Feeding tests gauge how anxious a mouse is to approach a food pellet. When mice approach the pellet in a shorter timeframe, researchers see their pursuit of something pleasurable as showing more antidepressive behavior.

It was not immediately clear how these findings would translate into treatments for humans, where "stimulation" of the hippocampus is typically administered using electroconvulsive therapy (ECT) and similar methods. 

"We are strictly basic scientists at this point, but our ultimate goal is to improve the human condition," Eisch told PhillyVoice. "We imagine the benefit of our work is that it indicates the strength of focusing on particular cells rather than brain regions, which is what ECT and deep brain stimulation currently do."

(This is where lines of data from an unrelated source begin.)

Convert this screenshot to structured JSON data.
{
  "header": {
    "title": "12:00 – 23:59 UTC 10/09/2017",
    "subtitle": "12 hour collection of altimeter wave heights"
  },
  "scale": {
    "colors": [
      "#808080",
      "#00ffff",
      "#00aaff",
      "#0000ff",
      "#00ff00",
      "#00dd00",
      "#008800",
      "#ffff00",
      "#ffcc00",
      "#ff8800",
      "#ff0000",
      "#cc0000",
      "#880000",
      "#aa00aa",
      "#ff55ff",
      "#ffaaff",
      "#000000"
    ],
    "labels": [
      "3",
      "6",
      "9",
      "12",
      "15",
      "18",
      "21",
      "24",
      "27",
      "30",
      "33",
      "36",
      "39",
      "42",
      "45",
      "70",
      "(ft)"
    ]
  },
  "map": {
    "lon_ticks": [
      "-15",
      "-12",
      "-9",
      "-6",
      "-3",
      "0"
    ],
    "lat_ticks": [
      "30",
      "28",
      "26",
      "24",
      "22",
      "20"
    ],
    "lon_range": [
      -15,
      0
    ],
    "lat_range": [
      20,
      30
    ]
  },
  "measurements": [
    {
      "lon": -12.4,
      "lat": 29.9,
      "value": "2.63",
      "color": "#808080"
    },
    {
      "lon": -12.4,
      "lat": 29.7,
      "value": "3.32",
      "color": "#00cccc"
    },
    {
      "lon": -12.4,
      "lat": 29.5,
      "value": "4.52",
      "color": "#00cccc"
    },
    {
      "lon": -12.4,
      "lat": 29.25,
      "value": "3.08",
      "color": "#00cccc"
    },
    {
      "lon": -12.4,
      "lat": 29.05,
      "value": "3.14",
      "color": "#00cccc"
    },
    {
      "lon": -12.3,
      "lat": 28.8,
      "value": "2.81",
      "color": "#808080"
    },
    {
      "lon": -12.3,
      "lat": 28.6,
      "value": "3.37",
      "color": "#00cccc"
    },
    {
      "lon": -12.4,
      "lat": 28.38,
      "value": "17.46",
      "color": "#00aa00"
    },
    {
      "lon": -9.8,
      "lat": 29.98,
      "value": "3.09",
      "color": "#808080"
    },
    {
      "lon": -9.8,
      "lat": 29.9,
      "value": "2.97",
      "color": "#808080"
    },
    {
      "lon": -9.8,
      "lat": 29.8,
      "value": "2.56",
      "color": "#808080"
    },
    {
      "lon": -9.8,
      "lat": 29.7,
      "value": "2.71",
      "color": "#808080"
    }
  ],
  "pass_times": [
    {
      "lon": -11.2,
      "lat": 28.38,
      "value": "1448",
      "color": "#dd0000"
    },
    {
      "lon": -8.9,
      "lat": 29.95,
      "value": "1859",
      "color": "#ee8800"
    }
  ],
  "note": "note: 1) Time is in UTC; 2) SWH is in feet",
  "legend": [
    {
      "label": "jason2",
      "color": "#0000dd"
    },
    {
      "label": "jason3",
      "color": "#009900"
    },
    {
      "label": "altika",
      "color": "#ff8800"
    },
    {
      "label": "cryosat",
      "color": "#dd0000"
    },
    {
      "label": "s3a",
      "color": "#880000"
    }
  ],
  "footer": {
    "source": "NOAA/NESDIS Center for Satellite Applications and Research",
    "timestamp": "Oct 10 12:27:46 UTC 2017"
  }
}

The potential breakthrough in the current study is that it points toward a shift from "non-specific" regional targeting to cell- or circuit-specific interventions.

In theory, though still entirely speculative at this point, Eisch said that gene editing could play a factor in future treatments for clinical depression in people. 

"In the realm of not too far away, it's a neuroscientist's science fiction dream — non-invasive treatment with cell- or circuit-specific targeting, Eisch said. "Something taken orally or placed on the skin. There is no medication that one can take to drive gene-editing or manipulate genes right now. It's really speculative, but it's exciting speculative." 

Eisch said the goal is developing treatments that can help the broadest number of people and minimize the negative side effects and risks of current approaches. 

“This is a first step, so there is much research to be done to determine if we can translate this knowledge into practical, noninvasive treatments for people with depression,” Eisch said. “Existing brain stimulation therapies for depression are extremely helpful for many patients, but they don’t work for everyone, and they also have side effects such as memory loss and cognitive impairment. It is important to increase the number of tools available to treat depression, and find those with fewer side effects as well.”